Josh is 25. He started smoking dope when he was 13, never graduated high school and last week was in trouble with the law, again.
He's got a "G" tattooed next to his left eye, a "D" next to his right. The letters, almost like tears, represent Gangster Disciples, a Chattanooga gang.
His eyes contradict the tattoos. His eyes are not aggressive -- he rarely makes eye contact -- and carry a weight, a depth in them. Even a goodness and kindness.
Next to him is a young man nicknamed "Queal." The 20-year-old is wearing a white T-shirt, pants sagging, hair braided in small dreads that point straight up, like black stalagmites. He sings while he's riding his bike up the street.
Between them are Ronald, 24, who says he can make $500 a day slinging dope, and Quon, 18, who trumps that.
"I just broke into somebody's house the other day to get three TVs and a Playstation," said Quon.
He sold it off for about $1,000.
"In 10 minutes," he said.
When we talk about gangs in this city, we imagine black males like this. The dope. The tattoos. The guns.
What we don't imagine is how quickly they'd leave it all for one thing.
"Jobs, man," said Josh. "We need jobs."
Each of them said there's one solution -- like a vaccine -- that will get them off the streets: a legitimate job.
"When can I start?" asked Ronald.
"I don't want to have to keep looking over my back," said Quon.
"It gets old doing the same thing every day," said Queal. "Eventually, we'll get robbed or killed."
We're talking on the front porch of Skip Eberhardt, who lives on Rawlings Street, a block or two off Dodson Avenue. Eberhardt can point in any direction -- north, south, east, west -- toward a spot where someone has been shot. Violence is as common as the blowing wind.
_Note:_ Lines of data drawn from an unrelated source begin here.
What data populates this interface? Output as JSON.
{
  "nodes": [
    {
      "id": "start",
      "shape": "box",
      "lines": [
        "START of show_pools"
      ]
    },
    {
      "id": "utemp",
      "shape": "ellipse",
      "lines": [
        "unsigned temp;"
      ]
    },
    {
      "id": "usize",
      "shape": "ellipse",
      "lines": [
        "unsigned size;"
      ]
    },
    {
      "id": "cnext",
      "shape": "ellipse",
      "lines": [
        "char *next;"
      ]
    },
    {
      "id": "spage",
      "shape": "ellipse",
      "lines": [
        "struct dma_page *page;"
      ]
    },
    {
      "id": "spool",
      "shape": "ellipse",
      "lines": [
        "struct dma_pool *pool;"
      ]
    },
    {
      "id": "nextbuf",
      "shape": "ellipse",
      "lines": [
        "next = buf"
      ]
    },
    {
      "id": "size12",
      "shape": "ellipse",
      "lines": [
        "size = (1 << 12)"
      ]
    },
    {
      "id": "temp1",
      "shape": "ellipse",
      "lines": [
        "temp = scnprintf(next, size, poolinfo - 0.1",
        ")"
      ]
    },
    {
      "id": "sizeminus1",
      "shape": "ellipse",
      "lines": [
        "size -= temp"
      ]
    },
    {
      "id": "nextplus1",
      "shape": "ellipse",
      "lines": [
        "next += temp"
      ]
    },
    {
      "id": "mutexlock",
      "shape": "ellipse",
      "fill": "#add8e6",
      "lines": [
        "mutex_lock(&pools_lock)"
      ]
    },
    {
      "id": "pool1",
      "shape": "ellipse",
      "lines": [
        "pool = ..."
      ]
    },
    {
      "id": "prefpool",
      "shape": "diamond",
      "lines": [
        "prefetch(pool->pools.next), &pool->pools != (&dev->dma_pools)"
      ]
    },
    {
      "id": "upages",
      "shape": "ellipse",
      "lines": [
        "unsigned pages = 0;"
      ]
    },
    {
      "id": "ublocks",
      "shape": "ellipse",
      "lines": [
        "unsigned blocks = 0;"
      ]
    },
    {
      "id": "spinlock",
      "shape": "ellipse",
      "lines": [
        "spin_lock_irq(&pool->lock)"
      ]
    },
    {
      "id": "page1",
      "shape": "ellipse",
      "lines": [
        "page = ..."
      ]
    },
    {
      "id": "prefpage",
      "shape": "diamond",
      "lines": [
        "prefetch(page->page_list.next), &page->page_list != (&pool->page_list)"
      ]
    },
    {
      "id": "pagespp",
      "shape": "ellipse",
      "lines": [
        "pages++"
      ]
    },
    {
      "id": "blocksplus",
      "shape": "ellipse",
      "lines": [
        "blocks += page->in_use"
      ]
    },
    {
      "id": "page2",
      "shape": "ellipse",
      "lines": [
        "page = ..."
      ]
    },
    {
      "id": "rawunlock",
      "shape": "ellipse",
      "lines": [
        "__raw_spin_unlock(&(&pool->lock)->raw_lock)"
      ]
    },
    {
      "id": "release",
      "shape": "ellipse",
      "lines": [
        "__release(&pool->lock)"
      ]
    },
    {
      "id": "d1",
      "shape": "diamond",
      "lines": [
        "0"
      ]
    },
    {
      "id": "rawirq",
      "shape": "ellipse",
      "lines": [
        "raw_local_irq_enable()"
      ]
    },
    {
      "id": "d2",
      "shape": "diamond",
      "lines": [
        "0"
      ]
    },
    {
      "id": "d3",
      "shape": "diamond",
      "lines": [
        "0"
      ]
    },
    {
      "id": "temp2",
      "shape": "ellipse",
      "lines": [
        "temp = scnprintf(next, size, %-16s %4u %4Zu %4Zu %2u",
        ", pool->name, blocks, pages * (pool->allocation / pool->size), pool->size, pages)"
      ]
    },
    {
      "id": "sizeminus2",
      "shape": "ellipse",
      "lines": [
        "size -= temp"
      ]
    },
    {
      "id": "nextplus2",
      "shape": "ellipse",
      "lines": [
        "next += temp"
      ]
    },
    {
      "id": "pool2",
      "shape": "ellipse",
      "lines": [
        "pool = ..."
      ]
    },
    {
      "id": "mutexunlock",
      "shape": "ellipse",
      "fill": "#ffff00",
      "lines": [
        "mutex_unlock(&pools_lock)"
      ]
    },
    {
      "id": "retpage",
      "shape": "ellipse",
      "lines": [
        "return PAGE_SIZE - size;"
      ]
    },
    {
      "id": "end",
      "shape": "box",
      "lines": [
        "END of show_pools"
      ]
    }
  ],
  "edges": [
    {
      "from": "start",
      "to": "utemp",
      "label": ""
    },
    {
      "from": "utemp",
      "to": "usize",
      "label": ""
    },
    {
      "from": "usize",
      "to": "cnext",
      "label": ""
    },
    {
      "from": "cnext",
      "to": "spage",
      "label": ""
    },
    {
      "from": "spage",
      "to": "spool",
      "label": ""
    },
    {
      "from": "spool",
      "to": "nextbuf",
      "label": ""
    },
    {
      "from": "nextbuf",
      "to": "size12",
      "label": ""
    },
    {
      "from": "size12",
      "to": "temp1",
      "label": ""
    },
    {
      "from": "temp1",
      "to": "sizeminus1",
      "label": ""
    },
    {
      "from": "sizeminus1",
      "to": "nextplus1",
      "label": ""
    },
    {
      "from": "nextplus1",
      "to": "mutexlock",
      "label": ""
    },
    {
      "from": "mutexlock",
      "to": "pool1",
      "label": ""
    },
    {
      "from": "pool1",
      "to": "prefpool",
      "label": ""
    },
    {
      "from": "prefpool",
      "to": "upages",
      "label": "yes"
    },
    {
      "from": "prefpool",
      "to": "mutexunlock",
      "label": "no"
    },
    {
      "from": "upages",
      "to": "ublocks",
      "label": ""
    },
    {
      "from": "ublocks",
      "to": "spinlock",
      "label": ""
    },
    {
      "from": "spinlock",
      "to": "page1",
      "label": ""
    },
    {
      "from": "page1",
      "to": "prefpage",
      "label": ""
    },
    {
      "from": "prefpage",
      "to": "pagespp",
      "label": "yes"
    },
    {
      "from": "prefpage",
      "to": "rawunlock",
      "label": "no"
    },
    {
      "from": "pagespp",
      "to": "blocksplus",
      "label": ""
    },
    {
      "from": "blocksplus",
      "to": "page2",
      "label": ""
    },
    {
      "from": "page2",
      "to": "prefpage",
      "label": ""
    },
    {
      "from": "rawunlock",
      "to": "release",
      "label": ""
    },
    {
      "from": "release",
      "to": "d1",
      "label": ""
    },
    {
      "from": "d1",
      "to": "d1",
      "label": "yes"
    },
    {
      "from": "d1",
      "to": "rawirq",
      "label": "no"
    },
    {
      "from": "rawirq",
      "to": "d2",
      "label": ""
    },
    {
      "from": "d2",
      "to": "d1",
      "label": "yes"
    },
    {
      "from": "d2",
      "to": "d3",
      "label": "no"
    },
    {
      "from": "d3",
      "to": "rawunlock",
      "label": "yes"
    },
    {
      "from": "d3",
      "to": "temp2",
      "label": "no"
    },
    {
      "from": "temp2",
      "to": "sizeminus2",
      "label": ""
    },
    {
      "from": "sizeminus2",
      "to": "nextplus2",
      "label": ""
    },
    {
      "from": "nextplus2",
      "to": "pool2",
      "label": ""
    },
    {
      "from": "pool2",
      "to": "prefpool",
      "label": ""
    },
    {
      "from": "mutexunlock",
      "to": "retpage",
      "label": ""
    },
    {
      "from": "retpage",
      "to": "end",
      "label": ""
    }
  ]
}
Eberhardt, 62, wrecks the perception that I have -- and perhaps you, too -- that these kids would rather be making $1,000 a weekend slinging dope than flipping burgers at McDonald's for $9 an hour.
"Ninety-five percent of these kids would rather have a job," he said.
Eberhardt knows this dead-end life. He knows what a midnight bullet sliding through a chamber sounds like, the weight of a bag of rock in his pocket, and the color of blood as it drains from a body.
"Half these kids don't even know what I did," he said.
But years ago, Eberhardt started carving out -- like chipping away the rock wall of a prison cell -- an honest life. A job. A degree. Now, like a street version of Saul who became St. Paul, he's trying to save these kids' lives.
He calls Bojangles'. McDonald's. Roofers and plumbers. Folks he knows and those he doesn't. All to get these kids a job.
Last year, there were 25 homicides in Chattanooga; police estimate half were gang-related. As of Friday afternoon, this year has seen 55 shootings and 12 homicides.
Eberhardt's goal: By next summer, twice as many people employed than shot. Twice as many jobs as dead bodies.
"If we had a dozen businesses willing to do this," he said.
There's a risk, hiring them. But what is the larger risk of simply responding to the violence with handcuffs and jail?
"Everybody wants to better their life," said Josh.
It is raw, the razor's edge that these young people walk. Talking with them is like trying to distinguish a sunrise from a sunset -- their life is either just beginning or close to ending.
As he stared down at the concrete front porch floor, I asked Josh what a long and happy life would look like.
"I can't even imagine it," he said. "I may not even live to see tomorrow."
That's why he'd take the Bojangles' job. Not just for the safety of knowing the police -- or somebody across town -- aren't after you, but because it's a passport, a half-crazy promise that maybe, just maybe, some kind of life is out there.
"They're crying, man," said Eberhardt.
If they won't walk away from the violence, the blood is on their hands. But if they're willing to work -- to try -- then the responsibility shifts somewhere else.